Because everything changes so fast in software, in the developer DNA must be
built in the ability to master new concepts and apply them very quickly. You
build a solid foundation and can apply it everywhere. Additionally, in
software development, you reinforce the skills that are important because you
use them. You learn as you go and must always be learning.

And for some perspective, think about how relatively easy it is to become a
developer vs. getting a PhD.

------
27182818284
Absolutely.

It especially hits when you try to teach someone new how to do something. It
is terrifically easy to open notepad and show them how to make a <p> tag, but
the curve then climbs quickly. Stuff that I take for granted I didn't really
realize until I was teaching someone—I had to introduce them to browser's
developer tools, what caching is, and hey what are these status codes anyway,
etc. On top of that, deployment seems harder these days for new folks.
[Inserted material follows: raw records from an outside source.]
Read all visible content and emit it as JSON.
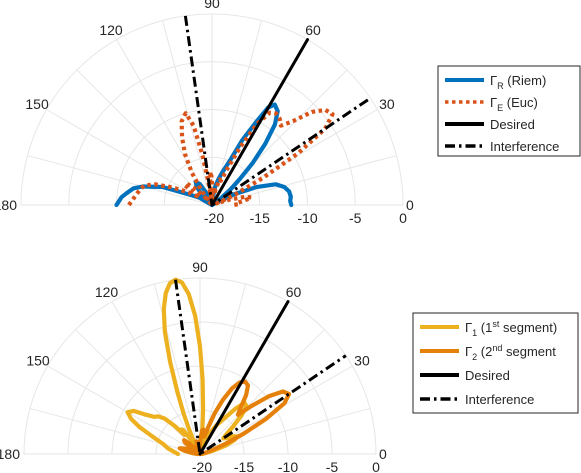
{
  "chart_data": [
    {
      "type": "polar-line",
      "r_ticks": [
        "-20",
        "-15",
        "-10",
        "-5",
        "0"
      ],
      "r_range": [
        -20,
        0
      ],
      "theta_ticks": [
        "0",
        "30",
        "60",
        "90",
        "120",
        "150",
        "180"
      ],
      "theta_range": [
        0,
        180
      ],
      "grid": true,
      "legend_position": "right",
      "legend": [
        {
          "base": "Γ",
          "sub": "R",
          "sup": "",
          "rest": " (Riem)",
          "color": "#0072BD",
          "dash": "solid"
        },
        {
          "base": "Γ",
          "sub": "E",
          "sup": "",
          "rest": " (Euc)",
          "color": "#D95319",
          "dash": "dotted"
        },
        {
          "base": "",
          "sub": "",
          "sup": "",
          "rest": "Desired",
          "color": "#000000",
          "dash": "solid"
        },
        {
          "base": "",
          "sub": "",
          "sup": "",
          "rest": "Interference",
          "color": "#000000",
          "dash": "dashdot"
        }
      ],
      "series": [
        {
          "key": "riem",
          "color": "#0072BD",
          "dash": "solid",
          "width": 4.2,
          "points": [
            [
              180,
              -10
            ],
            [
              175,
              -10.5
            ],
            [
              172,
              -11
            ],
            [
              168,
              -11.6
            ],
            [
              165,
              -12.5
            ],
            [
              160,
              -14.5
            ],
            [
              155,
              -17.5
            ],
            [
              150,
              -18.5
            ],
            [
              145,
              -20
            ],
            [
              140,
              -19.5
            ],
            [
              135,
              -18.5
            ],
            [
              130,
              -17.5
            ],
            [
              125,
              -17
            ],
            [
              120,
              -17.5
            ],
            [
              116,
              -18.5
            ],
            [
              112,
              -19.3
            ],
            [
              108,
              -20
            ],
            [
              104,
              -19.5
            ],
            [
              100,
              -19
            ],
            [
              96,
              -18.7
            ],
            [
              92,
              -19.1
            ],
            [
              88,
              -19.8
            ],
            [
              84,
              -19.2
            ],
            [
              80,
              -18
            ],
            [
              76,
              -17.2
            ],
            [
              72,
              -16.3
            ],
            [
              68,
              -15
            ],
            [
              65,
              -12.5
            ],
            [
              62,
              -10.2
            ],
            [
              60,
              -8.2
            ],
            [
              58,
              -7.6
            ],
            [
              55,
              -8
            ],
            [
              52,
              -9.3
            ],
            [
              49,
              -11.5
            ],
            [
              46,
              -13.8
            ],
            [
              43,
              -16
            ],
            [
              40,
              -17.5
            ],
            [
              37,
              -18.8
            ],
            [
              34,
              -20
            ],
            [
              30,
              -19.3
            ],
            [
              26,
              -17.5
            ],
            [
              22,
              -15
            ],
            [
              18,
              -13
            ],
            [
              14,
              -12.2
            ],
            [
              10,
              -11.8
            ],
            [
              6,
              -11.7
            ],
            [
              3,
              -11.8
            ],
            [
              0,
              -11.7
            ]
          ]
        },
        {
          "key": "euc",
          "color": "#D95319",
          "dash": "dotted",
          "width": 4.2,
          "points": [
            [
              180,
              -11.3
            ],
            [
              176,
              -11.7
            ],
            [
              172,
              -12
            ],
            [
              168,
              -12.3
            ],
            [
              164,
              -12.6
            ],
            [
              160,
              -13.7
            ],
            [
              156,
              -15.5
            ],
            [
              152,
              -17.2
            ],
            [
              148,
              -18.5
            ],
            [
              144,
              -16.5
            ],
            [
              140,
              -16.5
            ],
            [
              136,
              -17.5
            ],
            [
              133,
              -18.8
            ],
            [
              130,
              -19.8
            ],
            [
              126,
              -18.2
            ],
            [
              122,
              -16
            ],
            [
              118,
              -14
            ],
            [
              114,
              -12.3
            ],
            [
              110,
              -10.7
            ],
            [
              106,
              -10
            ],
            [
              103,
              -11.5
            ],
            [
              101,
              -14.5
            ],
            [
              99,
              -17.5
            ],
            [
              97,
              -19.5
            ],
            [
              95,
              -18
            ],
            [
              93,
              -16.5
            ],
            [
              91,
              -17
            ],
            [
              89,
              -18.2
            ],
            [
              87,
              -19.3
            ],
            [
              85,
              -18.5
            ],
            [
              82,
              -18.2
            ],
            [
              79,
              -18.8
            ],
            [
              76,
              -18
            ],
            [
              73,
              -17.2
            ],
            [
              70,
              -17.3
            ],
            [
              67,
              -15.8
            ],
            [
              64,
              -13.2
            ],
            [
              61,
              -10.3
            ],
            [
              58,
              -8.6
            ],
            [
              55,
              -8.3
            ],
            [
              52,
              -8.5
            ],
            [
              49,
              -9
            ],
            [
              46,
              -7.8
            ],
            [
              43,
              -5.7
            ],
            [
              40,
              -4.5
            ],
            [
              37,
              -4.2
            ],
            [
              34,
              -5.7
            ],
            [
              31,
              -9.5
            ],
            [
              28,
              -14
            ],
            [
              24,
              -17.5
            ],
            [
              20,
              -19.5
            ],
            [
              17,
              -18
            ],
            [
              14,
              -16.5
            ],
            [
              11,
              -15.8
            ],
            [
              8,
              -16.5
            ],
            [
              5,
              -17.3
            ],
            [
              2,
              -17.2
            ],
            [
              0,
              -17.8
            ]
          ]
        },
        {
          "key": "desired",
          "color": "#000000",
          "dash": "solid",
          "width": 3,
          "points": [
            [
              60,
              0
            ],
            [
              60,
              -20
            ]
          ]
        },
        {
          "key": "interference",
          "color": "#000000",
          "dash": "dashdot",
          "width": 3,
          "points": [
            [
              98,
              0
            ],
            [
              98,
              -20
            ],
            [
              34,
              -20
            ],
            [
              34,
              0
            ]
          ]
        }
      ]
    },
    {
      "type": "polar-line",
      "r_ticks": [
        "-20",
        "-15",
        "-10",
        "-5",
        "0"
      ],
      "r_range": [
        -20,
        0
      ],
      "theta_ticks": [
        "0",
        "30",
        "60",
        "90",
        "120",
        "150",
        "180"
      ],
      "theta_range": [
        0,
        180
      ],
      "grid": true,
      "legend_position": "right",
      "legend": [
        {
          "base": "Γ",
          "sub": "1",
          "sup": "st",
          "rest": " segment)",
          "pre": " (1",
          "color": "#EDB120",
          "dash": "solid"
        },
        {
          "base": "Γ",
          "sub": "2",
          "sup": "nd",
          "rest": " segment",
          "pre": " (2",
          "color": "#E5810A",
          "dash": "solid"
        },
        {
          "base": "",
          "sub": "",
          "sup": "",
          "rest": "Desired",
          "pre": "",
          "color": "#000000",
          "dash": "solid"
        },
        {
          "base": "",
          "sub": "",
          "sup": "",
          "rest": "Interference",
          "pre": "",
          "color": "#000000",
          "dash": "dashdot"
        }
      ],
      "series": [
        {
          "key": "seg1",
          "color": "#EDB120",
          "dash": "solid",
          "width": 4.2,
          "points": [
            [
              180,
              -17.5
            ],
            [
              175,
              -17
            ],
            [
              170,
              -16.3
            ],
            [
              165,
              -15.7
            ],
            [
              160,
              -14.3
            ],
            [
              156,
              -12.5
            ],
            [
              153,
              -11.2
            ],
            [
              150,
              -10.5
            ],
            [
              147,
              -11
            ],
            [
              144,
              -12.4
            ],
            [
              141,
              -13.3
            ],
            [
              138,
              -13.6
            ],
            [
              135,
              -14.3
            ],
            [
              132,
              -15.7
            ],
            [
              129,
              -17.2
            ],
            [
              127,
              -16.5
            ],
            [
              125,
              -16.7
            ],
            [
              123,
              -18
            ],
            [
              121,
              -19.3
            ],
            [
              118,
              -19.6
            ],
            [
              116,
              -18.5
            ],
            [
              114,
              -17
            ],
            [
              112,
              -15
            ],
            [
              110,
              -12.5
            ],
            [
              108,
              -9
            ],
            [
              106,
              -5.5
            ],
            [
              104,
              -3
            ],
            [
              102,
              -1.3
            ],
            [
              100,
              -0.3
            ],
            [
              98,
              0
            ],
            [
              96,
              -0.4
            ],
            [
              94,
              -1.8
            ],
            [
              92,
              -4.3
            ],
            [
              90,
              -7.8
            ],
            [
              88,
              -11.5
            ],
            [
              86,
              -15
            ],
            [
              84,
              -17.5
            ],
            [
              82,
              -19.2
            ],
            [
              80,
              -20
            ],
            [
              76,
              -19.5
            ],
            [
              72,
              -18.3
            ],
            [
              68,
              -17.7
            ],
            [
              64,
              -17.2
            ],
            [
              60,
              -16.2
            ],
            [
              56,
              -15.2
            ],
            [
              52,
              -13.5
            ],
            [
              49,
              -12.3
            ],
            [
              46,
              -12.4
            ],
            [
              43,
              -13.5
            ],
            [
              40,
              -15
            ],
            [
              37,
              -16.2
            ],
            [
              34,
              -16.8
            ],
            [
              31,
              -16.5
            ],
            [
              28,
              -15.7
            ],
            [
              25,
              -15.3
            ],
            [
              22,
              -15.8
            ],
            [
              18,
              -17
            ],
            [
              14,
              -18.5
            ],
            [
              10,
              -19.3
            ],
            [
              6,
              -19.8
            ],
            [
              3,
              -19.9
            ],
            [
              0,
              -20
            ]
          ]
        },
        {
          "key": "seg2",
          "color": "#E5810A",
          "dash": "solid",
          "width": 4.2,
          "points": [
            [
              180,
              -19.7
            ],
            [
              173,
              -19.1
            ],
            [
              168,
              -18.2
            ],
            [
              164,
              -17.6
            ],
            [
              160,
              -18.2
            ],
            [
              156,
              -19.1
            ],
            [
              152,
              -19.7
            ],
            [
              148,
              -19.5
            ],
            [
              145,
              -18.6
            ],
            [
              142,
              -17.8
            ],
            [
              139,
              -17.6
            ],
            [
              136,
              -18.2
            ],
            [
              132,
              -19
            ],
            [
              128,
              -19.6
            ],
            [
              124,
              -19.8
            ],
            [
              120,
              -19.6
            ],
            [
              116,
              -19.8
            ],
            [
              112,
              -20
            ],
            [
              109,
              -19.2
            ],
            [
              106,
              -18.5
            ],
            [
              103,
              -18.6
            ],
            [
              100,
              -19.2
            ],
            [
              97,
              -19.8
            ],
            [
              94,
              -19.6
            ],
            [
              91,
              -19
            ],
            [
              88,
              -18.3
            ],
            [
              85,
              -17.3
            ],
            [
              82,
              -17.2
            ],
            [
              79,
              -18
            ],
            [
              76,
              -17.9
            ],
            [
              73,
              -16.8
            ],
            [
              70,
              -15
            ],
            [
              67,
              -13.3
            ],
            [
              64,
              -11.7
            ],
            [
              61,
              -10.7
            ],
            [
              58,
              -10.3
            ],
            [
              55,
              -10.5
            ],
            [
              52,
              -11.5
            ],
            [
              49,
              -12.9
            ],
            [
              46,
              -13.8
            ],
            [
              43,
              -12
            ],
            [
              40,
              -9.8
            ],
            [
              37,
              -8.2
            ],
            [
              34,
              -7.8
            ],
            [
              31,
              -8.8
            ],
            [
              28,
              -11.5
            ],
            [
              25,
              -14.5
            ],
            [
              22,
              -16.8
            ],
            [
              18,
              -18.5
            ],
            [
              14,
              -19.2
            ],
            [
              10,
              -19.6
            ],
            [
              6,
              -19.8
            ],
            [
              0,
              -20
            ]
          ]
        },
        {
          "key": "desired",
          "color": "#000000",
          "dash": "solid",
          "width": 3,
          "points": [
            [
              60,
              0
            ],
            [
              60,
              -20
            ]
          ]
        },
        {
          "key": "interference",
          "color": "#000000",
          "dash": "dashdot",
          "width": 3,
          "points": [
            [
              98,
              0
            ],
            [
              98,
              -20
            ],
            [
              34,
              -20
            ],
            [
              34,
              0
            ]
          ]
        }
      ]
    }
  ]
}
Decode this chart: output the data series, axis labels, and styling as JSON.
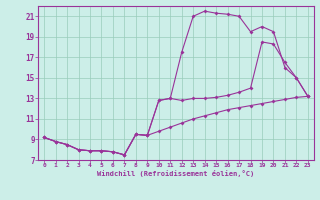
{
  "xlabel": "Windchill (Refroidissement éolien,°C)",
  "background_color": "#cceee8",
  "line_color": "#993399",
  "grid_color": "#99ccbb",
  "xlim": [
    -0.5,
    23.5
  ],
  "ylim": [
    7,
    22
  ],
  "xticks": [
    0,
    1,
    2,
    3,
    4,
    5,
    6,
    7,
    8,
    9,
    10,
    11,
    12,
    13,
    14,
    15,
    16,
    17,
    18,
    19,
    20,
    21,
    22,
    23
  ],
  "yticks": [
    7,
    9,
    11,
    13,
    15,
    17,
    19,
    21
  ],
  "line1_x": [
    0,
    1,
    2,
    3,
    4,
    5,
    6,
    7,
    8,
    9,
    10,
    11,
    12,
    13,
    14,
    15,
    16,
    17,
    18,
    19,
    20,
    21,
    22,
    23
  ],
  "line1_y": [
    9.2,
    8.8,
    8.5,
    8.0,
    7.9,
    7.9,
    7.8,
    7.5,
    9.5,
    9.4,
    9.8,
    10.2,
    10.6,
    11.0,
    11.3,
    11.6,
    11.9,
    12.1,
    12.3,
    12.5,
    12.7,
    12.9,
    13.1,
    13.2
  ],
  "line2_x": [
    0,
    1,
    2,
    3,
    4,
    5,
    6,
    7,
    8,
    9,
    10,
    11,
    12,
    13,
    14,
    15,
    16,
    17,
    18,
    19,
    20,
    21,
    22,
    23
  ],
  "line2_y": [
    9.2,
    8.8,
    8.5,
    8.0,
    7.9,
    7.9,
    7.8,
    7.5,
    9.5,
    9.4,
    12.8,
    13.0,
    17.5,
    21.0,
    21.5,
    21.3,
    21.2,
    21.0,
    19.5,
    20.0,
    19.5,
    16.0,
    15.0,
    13.2
  ],
  "line3_x": [
    0,
    1,
    2,
    3,
    4,
    5,
    6,
    7,
    8,
    9,
    10,
    11,
    12,
    13,
    14,
    15,
    16,
    17,
    18,
    19,
    20,
    21,
    22,
    23
  ],
  "line3_y": [
    9.2,
    8.8,
    8.5,
    8.0,
    7.9,
    7.9,
    7.8,
    7.5,
    9.5,
    9.4,
    12.8,
    13.0,
    12.8,
    13.0,
    13.0,
    13.1,
    13.3,
    13.6,
    14.0,
    18.5,
    18.3,
    16.5,
    15.0,
    13.2
  ]
}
I actually have high hopes for Meteor JS simplifying some of this. Thus far
I've noticed that people really like being able to do "create" and "deploy"
and have a working URL they can share with a friend.

------
richerlariviere
You can keep your software development workflow simple. Example: You could do
a website using Html5, CSS3 and Old-school Javscript or you could use all the
tools like grunt, bower, CoffeeScript, SASS (or LESS) etc... It depends on the
level of engineering you want to put into your project.

------
Avalaxy
> four years intensive learning and practical experience under your belt.

You're not even finished after four years. In fact, you're merely starting.